I continued to Chichi that day as I witnessed sudden stops of buses by the military, including mine. Everyone was ordered off the bus. We few Gringos were not hassled or touched as we were ordered to stand aside while poverty-stricken women, children and men were frisked and intimidated. The following weekend I, too, began to make the weekly sojourns to the City and photograph the courageous women. When I returned to the United States I joined a group called "Women for Guatemala" and began to spread the word through writing and slide show presentations.
I recently read that Otto Perez Molina, the new President of Guatemala, had the support of the United States. An uneasy feeling came over me. Otto was my dad's name; not a name I easily forgot. It stuck in the recesses of my memory.
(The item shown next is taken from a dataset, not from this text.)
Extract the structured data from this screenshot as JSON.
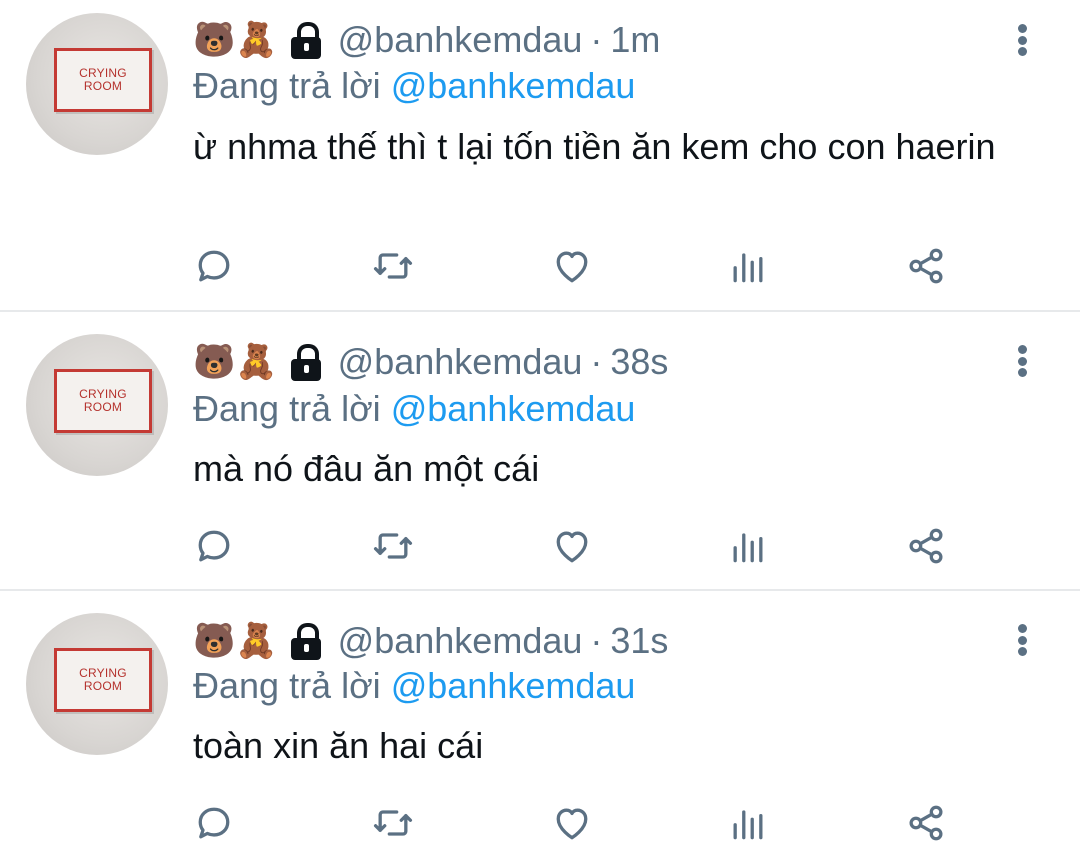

"If you want to see what's happening to the indigenous peoples of Guatemala, visit the Ixil Triangle," I was told around 1987. And so I did. Call me crazy; Guatemala had a way of bringing out the risk in me. On my second trip to Guatemala I rented a jeep and headed far from the safety of the Gringo trail, into the highlands of Maya-lands where 70-90% of the villages were razed by the military. When I entered the villages the first thing I noticed were men with machine guns in high parapets at the entrance; the second thing I noticed was that there were no Mayan men of military age. They were "disappeared." Perez Molina was the military commander in charge of the Ixil Triangle. He was trained the in the infamous "School of the Americas" in Ft. Benning, Georgia. Also known as the School of Coups; the School of the Assassins.
Over two hundred thousand Guatemalans were slaughtered during the civil war, Mayans as well as anyone who supported human rights: activists, university professors, doctors, religious priests and nuns. According to a recent article by he new President of Guatemala, Otto Perez Molina denies genocide occurred.
I wrap my fingers around the stunning handwoven bag I purchased from a family of weavers on an unforgettable afternoon in their dark, barren home. I remember the vibrant sharp witty girl children, the stoop in women's walks and the fear in their eyes. I had carried a polaroid camera and spawned joyous scenes of picture taking. The images I handed the giggling youngsters of themselves must have seemed like miracles. Those children would now have children and grandchildren of their own. I pray for miracles in their hands; safety, respect and justice in their villages and homes.
I'm watching you, Otto Perez Molina. Ready to scream bloody murder.